Green groups sue Forest Service to stop Nestlé bottling operation

Environmental groups have filed a lawsuit against the U.S. Forest Service for allegedly allowing Nestlé to bottle water from California’s San Bernardino National Forest with a permit that expired 27 years ago.

The lawsuit from the Story of Stuff Project, the California-based Courage Campaign Institute and the Center for Biological Diversity against the agency challenges Nestlé’s four-mile pipeline that siphons water from San Bernardino National Forest’s Strawberry Creek to bottling operations in Ontario, Calif.

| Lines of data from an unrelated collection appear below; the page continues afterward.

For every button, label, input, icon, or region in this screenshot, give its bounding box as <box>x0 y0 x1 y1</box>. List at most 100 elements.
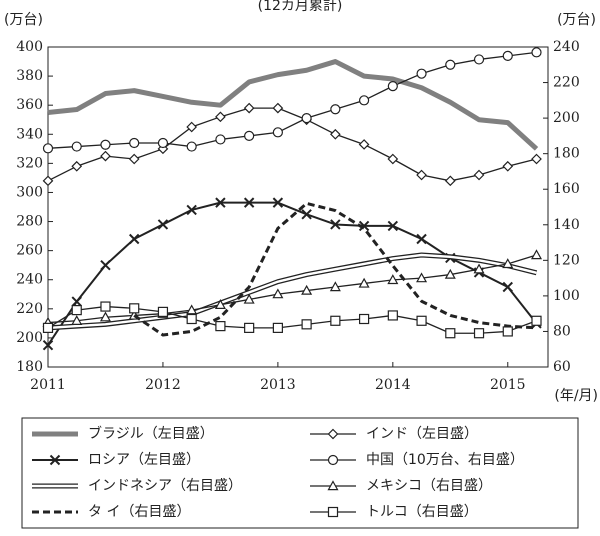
point <box>473 54 485 65</box>
point <box>358 139 370 150</box>
point <box>129 303 140 314</box>
y-axis-label: (万台) <box>4 12 43 28</box>
y2-tick-label: 100 <box>553 288 580 304</box>
point <box>358 95 370 106</box>
y2-tick-label: 60 <box>553 359 571 375</box>
y-tick-label: 340 <box>16 126 43 142</box>
y-tick-label: 320 <box>16 155 43 171</box>
point <box>215 197 226 208</box>
point <box>42 322 54 333</box>
y2-tick-label: 140 <box>553 217 580 233</box>
point <box>387 81 398 92</box>
x-axis-label: (年/月) <box>554 388 598 404</box>
point <box>444 268 456 279</box>
y2-tick-label: 180 <box>553 146 580 162</box>
point <box>301 113 312 124</box>
y-tick-label: 180 <box>16 359 43 375</box>
point <box>71 315 83 325</box>
chart-title: (12カ月累計) <box>258 0 343 14</box>
point <box>416 315 427 326</box>
point <box>530 249 543 260</box>
point <box>330 104 341 115</box>
point <box>502 258 514 269</box>
legend-label: ロシア（左目盛） <box>88 452 200 468</box>
point <box>327 506 339 518</box>
y2-tick-label: 220 <box>553 75 580 91</box>
point <box>186 204 197 216</box>
x-tick-label: 2014 <box>375 377 411 393</box>
point <box>502 50 513 61</box>
point <box>327 480 339 491</box>
y2-tick-label: 200 <box>553 110 580 126</box>
point <box>71 305 82 316</box>
point <box>473 328 485 339</box>
x-tick-label: 2012 <box>145 377 181 393</box>
y2-axis-label: (万台) <box>557 12 596 28</box>
point <box>215 134 226 145</box>
x-tick-label: 2011 <box>30 377 66 393</box>
legend-label: インドネシア（右目盛） <box>88 478 242 494</box>
point <box>358 220 370 232</box>
point <box>416 68 427 79</box>
point <box>244 322 255 333</box>
point <box>272 127 283 138</box>
y2-tick-label: 160 <box>553 181 580 197</box>
legend-label: タ イ（右目盛） <box>88 504 190 520</box>
y2-tick-label: 80 <box>553 323 571 339</box>
point <box>243 197 255 208</box>
point <box>42 339 54 351</box>
legend-box <box>21 417 579 529</box>
point <box>416 169 427 181</box>
point <box>186 304 198 315</box>
x-tick-label: 2015 <box>490 377 526 393</box>
point <box>129 137 140 149</box>
point <box>100 259 111 271</box>
point <box>416 272 428 283</box>
point <box>99 311 111 322</box>
point <box>214 299 226 309</box>
point <box>301 319 312 330</box>
series-line <box>47 254 537 324</box>
legend-label: 中国（10万台、右目盛） <box>366 452 524 468</box>
point <box>42 175 54 187</box>
point <box>100 139 111 150</box>
point <box>416 233 427 245</box>
point <box>100 150 111 162</box>
point <box>444 175 456 187</box>
point <box>358 277 370 288</box>
series-line <box>47 252 538 331</box>
point <box>128 153 140 165</box>
series-line <box>47 59 539 151</box>
point <box>473 169 485 181</box>
x-tick-label: 2013 <box>260 377 296 393</box>
point <box>502 281 513 293</box>
legend-label: トルコ（右目盛） <box>366 504 478 520</box>
y-tick-label: 200 <box>16 330 43 346</box>
y-tick-label: 300 <box>16 184 43 200</box>
point <box>186 121 198 133</box>
point <box>71 160 83 172</box>
series-line <box>47 51 537 149</box>
point <box>301 284 313 295</box>
point <box>128 233 140 245</box>
point <box>272 197 284 208</box>
legend-label: インド（左目盛） <box>366 426 478 442</box>
plot-frame <box>47 46 549 368</box>
point <box>100 301 111 312</box>
point <box>272 102 284 114</box>
point <box>215 111 226 123</box>
point <box>243 102 255 114</box>
point <box>502 160 514 172</box>
point <box>244 130 255 141</box>
point <box>49 454 61 466</box>
y-tick-label: 280 <box>16 214 43 230</box>
series-line-inner <box>47 253 537 330</box>
point <box>445 328 456 339</box>
point <box>327 454 339 466</box>
point <box>329 281 341 292</box>
point <box>445 59 456 70</box>
point <box>531 47 542 58</box>
point <box>531 315 542 326</box>
point <box>327 428 339 440</box>
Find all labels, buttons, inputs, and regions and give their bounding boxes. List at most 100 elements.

{mosads}According to court documents filed with the Eastern District Court of California on Tuesday, the water line supplies Nestlé’s “Arrowhead” brand of bottled water. 

The groups asked the court to immediately shut down the pipeline and order the Forest Service to conduct a full permitting process that includes environmental reviews.

In 2014 alone, the groups allege that an estimated 28 million gallons were piped away from the forest to be bottled and sold under Nestlé’s Arrowhead brand of bottled water. Though they said Nestlé’s permit expired in 1988, the piping system remains in active use, siphoning about 68,000 gallons of water a day out of the forest last year.  

“We Californians have dramatically reduced our water use over the past year in the face of an historic drought, but Nestlé has refused to step up and do its part,” Michael O’Heaney, Story of Stuff Project’s executive director, said in a news release. “Until the impact of Nestlé’s operation is properly reviewed, the Forest Service must turn off the spigot.” 

Nestlé Waters North America Spokeswoman Jane Lazgin said the company was just learning of the lawsuit Tuesday evening and was not in a position to comment.

“Our permit, as told to us by the forest service, remains valid and in effect,” she told The Hill. “And we continue to pay the required fee for the pipeline use and transportation of water at that site.”

The company, Lazgin said, is continuing to offer bottled-water products as more and more consumers move away from caloric drinks.

“We are and have been really strengthening our efforts to conserve water in California, recognizing the severity of the drought there,” she said. “And we are doing our part by re-using water in our factories for cleaning and for cooling our equipment.” 

This story was updated at 5:25 p.m. to include comments from Nestlé.